In a universe of wrong headed decisions, President Obama was credited by Ramparts in 2013 with recognizing the power of competition and free markets at least once in his Presidency, and allowing private industry to attempt to restore America’s capacity to lead in space. In 2009, the President re-ordered the space budget to allow private industries to have their attempt at being a successor to the Space Shuttle for low earth orbit transport. The critics contained some legendary explorers such as Jim Lovell and Neil Armstrong, who vociferously objected to the many future concepts being out of the control of a unifying agency like NASA. Their doubts were informed; successful rocket programs like USA’s Saturn and Russia’s Soyuz had been the exclusive provence of governments and private concepts were conceptual only.
NASA, the government agency that had led a revolution of manned space exploration that culminated in multiple landings on the moon in the early 1970s, had spent the next forty fumbling with various near earth projects with reduced budgets and increasing risk adverse decisions. The Space Shuttle was NASA’s only follow through on innovative projects, but it proved budget devouring and unstable, with a statistical catastrophic risk assessment of 1 in 60 flights proving uncomfortably true, with loss of the Challenger in 1986 and the Columbia in 2003 prominent in the 135 flights. Having built five vehicles estimated at over a billion dollars apiece, 2 were lost for a total vehicle failure rate of 40% and a mission failure rate of 1.5%, easy enough to sink any other experimental craft. Added to this ominous statistic was the reality that this re-usable spacecraft proved exceedingly expensive to re-use, with a planned for 50 flights a year turning out to be closer to 4 flights a year, resulting in an astronomical cost for the life of the program of over a billion dollars a flight. Beautiful as it was, such costs accompanying such danger in a craft limited to a 150-600 miles in space maximum range was not feasible to continue beyond its thirty years of existence.
The answer in 2009 was not clear to anyone – except Elon Musk, and a progressively competitive group of visionaries. Innovation has always been the province of visionaries and Musk is the most visionary of visionaries, having created Pay Pal and Tesla as two examples of visions ‘people’ said could never be successful. His most audacious leap was a company called SpaceX and he sees space as not only a commercial venture but the source of mankind’s eventual salvation. If Earth is potentially not sustainable someday, then Mars may be where we evolve as a sustainable species. Such over the horizon thinking has not kept him from decerning the answers to some of the current most vexing issues in space travel and industry, dominated most by its overwhelming cost. The SpaceX view has been to achieve affordable and reproducible private solutions to the science problems of space, and he has fashioned an enviably American sheen to the innovation. In developing the moon project, the consideration of re-usable boosters proved impractical, and success was eventually achieved through massive rocketry, rockets in multiple stages capable of only single use. Each rocket was felt to require building from scratch with new parts as the old ones were disposed of in the previous flight. In 2015 dollars Musk noted a multi-stage rocket capable of escaping the atmosphere required at minimum 60 million dollars of single use expenditure, with 70% of the cost involved in losing the first stage booster. Musk identified this as the fatal flaw in any commercial enterprise as only governments can possibly absorb such waste. He from the start considered reusability foundational and the SpaceX rocket creations have been ultimately designed to solve the reusablity problem.

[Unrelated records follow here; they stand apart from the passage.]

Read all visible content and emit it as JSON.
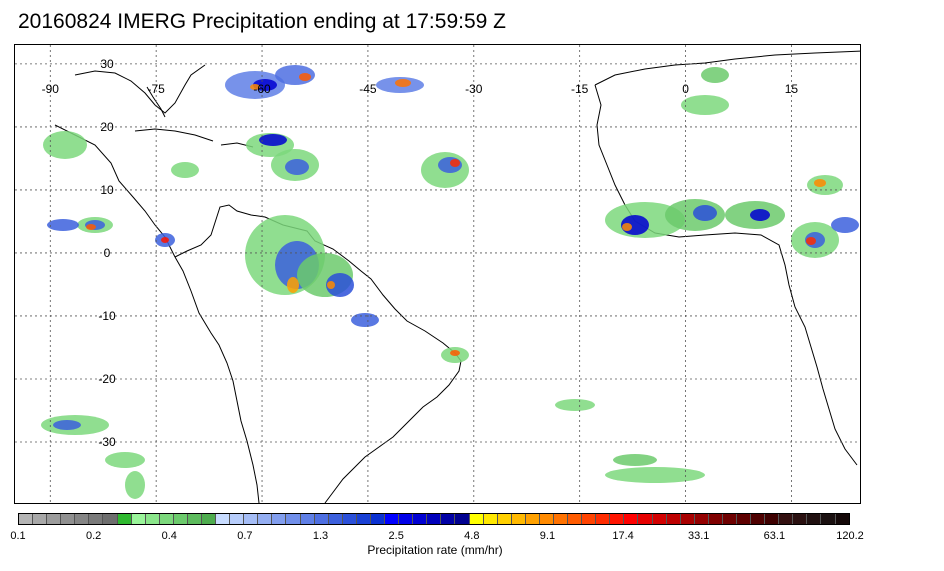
{
  "title": "20160824 IMERG Precipitation ending at 17:59:59 Z",
  "map": {
    "lon_labels": [
      "-90",
      "-75",
      "-60",
      "-45",
      "-30",
      "-15",
      "0",
      "15"
    ],
    "lat_labels": [
      "30",
      "20",
      "10",
      "0",
      "-10",
      "-20",
      "-30"
    ],
    "lon_range": [
      -95,
      25
    ],
    "lat_range": [
      -40,
      33
    ]
  },
  "colorbar": {
    "colors": [
      "#b4b4b4",
      "#a8a8a8",
      "#9c9c9c",
      "#909090",
      "#858585",
      "#7a7a7a",
      "#6e6e6e",
      "#2fb92f",
      "#9af59a",
      "#8be68b",
      "#7cd87c",
      "#6cca6c",
      "#5dbb5d",
      "#4eac4e",
      "#c8dcff",
      "#b7cdfb",
      "#a5bdf6",
      "#94aef2",
      "#829eee",
      "#718fea",
      "#5f7fe6",
      "#4e6fe2",
      "#3c60dd",
      "#2b50d9",
      "#1940d5",
      "#0a31d1",
      "#0000ff",
      "#0000e8",
      "#0000d2",
      "#0000bb",
      "#0000a5",
      "#000090",
      "#ffff00",
      "#ffe800",
      "#ffd000",
      "#ffb900",
      "#ffa100",
      "#ff8a00",
      "#ff7200",
      "#ff5b00",
      "#ff4300",
      "#ff2c00",
      "#ff1400",
      "#ff0000",
      "#e60000",
      "#d20000",
      "#bd0000",
      "#a80000",
      "#940000",
      "#7f0000",
      "#6e0000",
      "#5e0000",
      "#4e0000",
      "#3e0000",
      "#331010",
      "#2a1010",
      "#201010",
      "#1a1010",
      "#140808"
    ],
    "ticks": [
      "0.1",
      "0.2",
      "0.4",
      "0.7",
      "1.3",
      "2.5",
      "4.8",
      "9.1",
      "17.4",
      "33.1",
      "63.1",
      "120.2"
    ],
    "label": "Precipitation rate (mm/hr)"
  }
}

Given the massive forces at work on a rocket it was thought that the idea that the boosters could be recovered and reused was a pipe dream. The first attempts to land the booster seemed to prove out the difficulty:
The team at SpaceX was not deterred; nor could they afford to be. Unlike a government agency with few timetables and minimal budget limitations, SpaceX had real private competition. Jeff Bezos, a billionaire with deeper pockets than Musk and every bit the visionary, succeed in November in doing the improbable with his Blue Origin rocket booster, returning it intact to Earth.
Certainly the comparisons between the two rockets weren’t apples to apples. Bezos’ rocket was designed for an atmosphere launch of people to 62 miles, with a lifting power of 100,000 pounds of thrust and a top speed of Mach 1.5. SpaceX Falcon 9 is designed for low earth orbit above 100 miles, achieves over a million pounds thrust, and reaches speeds above Mach 5.5. From such speeds it needs to return in a different trajectory without collapsing, right itself and control decent and land an infinitely heavier, thinner, and taller rocket full of explosive fuel. Orders of magnitude more difficult, but after all, Blue Origin had achieved a landing and the visionary Musk was potentially second best. But through such challenges, real progress takes place.
On December 21st, 2015 Musk realized the space dream that had existed from the days of Jules Verne:
And now the game is on. Private innovation has cracked the code of re-usablity with Musk annoucing the Falcon 9 sustained no damage with re-entry and is ready to be used again. The possiblity of a platform tens of millions cheaper than traditional vehicles for space makes a profit possible, and a profit drives more smart companies into the mix.
Thanks to Elon Musk, innovation is bursting out all over, and America is back in space to stay.